In reality, such a move would ruin the chances of teenagers getting jobs and in the long run increase inflation, an unnecessary waste of time for Congress. It would ruin the U.S. economy.
According to philly.com, 15 million American workers currently earn minimum wage, making about $15,080 for 2,080 hours per year, just $50 below the poverty threshold.
Fewer jobs would be offered by companies if they had to finance workers at a higher minimum wage. Isn’t that destroying the original intent to add more jobs to the economy? This would raise the already astounding 7.7 percent unemployment rate, according to beaumontenterprise.com.
There would be a decrease in skilled workers seeing how they wouldn’t need to get a higher degree in their profession to get pay raises. This means that low wage and low skill workers ages 16 to 19 are more likely to be let go before an adult at the new minimum wage.
Almost 50 percent of employers already report having trouble filling crucial higher level jobs. This number would only rise with an increase of the minimum wage.
“I guess I’d like to get more money, but by a raise or something like that. I don’t need to get more money for doing the exact same thing I’ve been doing. Anyway, if the act is passed, it’ll be helping adults with minimum wage who should be getting the promotions to higher level pay, not the teens who get and keep their minimum wage jobs,” junior Matt Rice said.
A teenager’s first job is the critical first step in the job world. These minimum wage jobs are vital for teens to get experience and references for future more intense jobs. Unemployment rates for teens 16 to 19-years-old are already at a high of 23.8 percent, and it doesn’t need to be increased further.
The price of paying workers more would be higher product prices, reduced profits and lost jobs. According to GazetteXtra.com, most companies decide that they can get by with fewer workers versus paying higher wages.

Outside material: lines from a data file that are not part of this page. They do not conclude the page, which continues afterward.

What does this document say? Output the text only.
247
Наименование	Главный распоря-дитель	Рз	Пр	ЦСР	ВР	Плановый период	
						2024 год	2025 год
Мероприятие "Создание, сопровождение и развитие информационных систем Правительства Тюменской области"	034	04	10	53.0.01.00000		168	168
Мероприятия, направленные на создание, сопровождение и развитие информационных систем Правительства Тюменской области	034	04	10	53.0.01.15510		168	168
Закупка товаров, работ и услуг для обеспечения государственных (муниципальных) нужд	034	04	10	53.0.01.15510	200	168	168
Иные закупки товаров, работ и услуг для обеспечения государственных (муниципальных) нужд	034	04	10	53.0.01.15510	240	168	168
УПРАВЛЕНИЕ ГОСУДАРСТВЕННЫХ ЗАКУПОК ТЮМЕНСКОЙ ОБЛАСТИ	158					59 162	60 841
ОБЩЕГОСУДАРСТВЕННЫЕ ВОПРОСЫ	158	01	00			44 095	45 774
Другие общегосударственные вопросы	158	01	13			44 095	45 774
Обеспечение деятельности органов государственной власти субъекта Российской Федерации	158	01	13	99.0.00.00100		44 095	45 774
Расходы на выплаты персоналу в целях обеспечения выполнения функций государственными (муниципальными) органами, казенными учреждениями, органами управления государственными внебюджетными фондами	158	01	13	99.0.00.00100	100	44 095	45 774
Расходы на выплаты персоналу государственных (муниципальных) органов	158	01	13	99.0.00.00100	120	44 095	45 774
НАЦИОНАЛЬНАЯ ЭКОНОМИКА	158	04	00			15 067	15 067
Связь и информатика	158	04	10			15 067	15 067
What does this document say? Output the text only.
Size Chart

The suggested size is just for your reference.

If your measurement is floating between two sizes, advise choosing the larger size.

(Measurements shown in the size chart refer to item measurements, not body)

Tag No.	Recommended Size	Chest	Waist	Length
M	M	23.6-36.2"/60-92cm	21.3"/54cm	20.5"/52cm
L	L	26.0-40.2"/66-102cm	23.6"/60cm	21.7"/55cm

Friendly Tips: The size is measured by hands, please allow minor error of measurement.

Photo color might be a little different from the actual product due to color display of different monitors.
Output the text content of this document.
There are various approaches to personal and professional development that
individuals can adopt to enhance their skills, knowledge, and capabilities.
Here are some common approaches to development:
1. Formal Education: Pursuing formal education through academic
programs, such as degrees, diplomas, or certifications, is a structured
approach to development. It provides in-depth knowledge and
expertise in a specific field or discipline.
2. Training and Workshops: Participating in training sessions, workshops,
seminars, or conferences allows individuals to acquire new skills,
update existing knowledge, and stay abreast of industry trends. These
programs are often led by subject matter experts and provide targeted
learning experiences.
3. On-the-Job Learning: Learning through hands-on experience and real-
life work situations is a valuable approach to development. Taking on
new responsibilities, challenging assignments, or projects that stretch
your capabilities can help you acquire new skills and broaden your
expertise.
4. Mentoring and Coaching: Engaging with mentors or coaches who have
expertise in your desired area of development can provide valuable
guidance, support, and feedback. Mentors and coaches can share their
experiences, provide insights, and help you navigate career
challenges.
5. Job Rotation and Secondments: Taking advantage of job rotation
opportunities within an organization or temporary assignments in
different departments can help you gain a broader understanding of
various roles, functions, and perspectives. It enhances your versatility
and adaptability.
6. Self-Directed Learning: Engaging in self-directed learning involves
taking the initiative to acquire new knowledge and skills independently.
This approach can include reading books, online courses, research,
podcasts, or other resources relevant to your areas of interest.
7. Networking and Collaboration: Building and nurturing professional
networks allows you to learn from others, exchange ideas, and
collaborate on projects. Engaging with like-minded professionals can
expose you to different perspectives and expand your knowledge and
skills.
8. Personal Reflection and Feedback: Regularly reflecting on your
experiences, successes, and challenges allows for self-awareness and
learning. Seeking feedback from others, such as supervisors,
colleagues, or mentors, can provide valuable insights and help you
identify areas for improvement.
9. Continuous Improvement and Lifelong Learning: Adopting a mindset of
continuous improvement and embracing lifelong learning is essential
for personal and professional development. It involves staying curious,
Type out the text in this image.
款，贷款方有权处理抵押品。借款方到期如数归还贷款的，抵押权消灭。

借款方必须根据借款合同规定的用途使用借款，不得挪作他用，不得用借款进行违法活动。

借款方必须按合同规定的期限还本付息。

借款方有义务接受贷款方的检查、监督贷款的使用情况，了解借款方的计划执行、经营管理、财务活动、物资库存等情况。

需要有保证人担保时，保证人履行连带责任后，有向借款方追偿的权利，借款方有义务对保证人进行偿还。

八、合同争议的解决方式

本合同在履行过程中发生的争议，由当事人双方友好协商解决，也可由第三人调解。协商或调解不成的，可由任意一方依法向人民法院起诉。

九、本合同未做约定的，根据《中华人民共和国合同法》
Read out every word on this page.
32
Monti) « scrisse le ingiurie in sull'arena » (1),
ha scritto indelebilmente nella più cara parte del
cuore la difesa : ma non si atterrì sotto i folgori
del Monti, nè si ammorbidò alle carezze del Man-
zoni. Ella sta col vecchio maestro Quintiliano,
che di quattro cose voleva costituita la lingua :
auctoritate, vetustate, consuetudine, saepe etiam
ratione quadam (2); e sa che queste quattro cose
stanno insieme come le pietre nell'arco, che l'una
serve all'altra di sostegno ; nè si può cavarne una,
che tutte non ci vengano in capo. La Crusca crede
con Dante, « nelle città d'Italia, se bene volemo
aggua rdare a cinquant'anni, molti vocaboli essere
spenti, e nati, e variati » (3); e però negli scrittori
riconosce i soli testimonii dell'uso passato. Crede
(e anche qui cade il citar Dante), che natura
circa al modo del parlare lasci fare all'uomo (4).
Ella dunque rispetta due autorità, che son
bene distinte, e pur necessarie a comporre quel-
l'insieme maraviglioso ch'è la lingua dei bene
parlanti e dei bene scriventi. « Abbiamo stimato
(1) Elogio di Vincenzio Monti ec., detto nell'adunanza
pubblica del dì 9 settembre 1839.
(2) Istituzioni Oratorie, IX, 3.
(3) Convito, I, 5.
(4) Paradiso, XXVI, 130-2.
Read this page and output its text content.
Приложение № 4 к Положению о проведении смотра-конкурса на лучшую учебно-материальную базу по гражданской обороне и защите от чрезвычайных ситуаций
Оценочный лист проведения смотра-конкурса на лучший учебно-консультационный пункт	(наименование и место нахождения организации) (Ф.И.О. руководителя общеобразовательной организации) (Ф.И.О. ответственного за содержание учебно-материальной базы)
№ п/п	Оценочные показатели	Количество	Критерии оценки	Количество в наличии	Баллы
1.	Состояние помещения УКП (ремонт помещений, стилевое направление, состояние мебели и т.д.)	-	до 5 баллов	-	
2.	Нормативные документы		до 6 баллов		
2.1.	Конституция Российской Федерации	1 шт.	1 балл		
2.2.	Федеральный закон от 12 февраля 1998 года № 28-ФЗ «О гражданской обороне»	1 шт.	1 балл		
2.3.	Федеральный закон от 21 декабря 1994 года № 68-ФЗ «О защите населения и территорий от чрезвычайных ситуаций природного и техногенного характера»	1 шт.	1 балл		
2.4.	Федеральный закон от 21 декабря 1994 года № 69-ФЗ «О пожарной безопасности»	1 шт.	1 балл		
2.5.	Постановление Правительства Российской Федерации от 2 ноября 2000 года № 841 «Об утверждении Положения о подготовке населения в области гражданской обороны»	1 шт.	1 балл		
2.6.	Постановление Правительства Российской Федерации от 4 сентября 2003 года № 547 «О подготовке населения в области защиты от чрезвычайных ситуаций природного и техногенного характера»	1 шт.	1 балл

“The higher the price of anything, the less that will be taken, and this includes labor,” William Dunkelberg, chief economist for the National Federation of Independent Business said. “Raising the cost of labor raises the incentive for employers to find ways to use less labor.”
Obama’s proposal would extinguish jobs for younger workers. From 2007 to 2009 the minimum wage was raised from $5.15 to $7.25. This did nothing significant for the economy in the long run. With a gap of only four years, chances are nothing significant will happen if the minimum wage is raised again.
The United States seems finally to be coming out of the Great Recession. It is not the time to be encouraging business owners to lay off workers or delay hiring. Raising the minimum wage would only destroy jobs for teenagers and lower the number of skilled workers.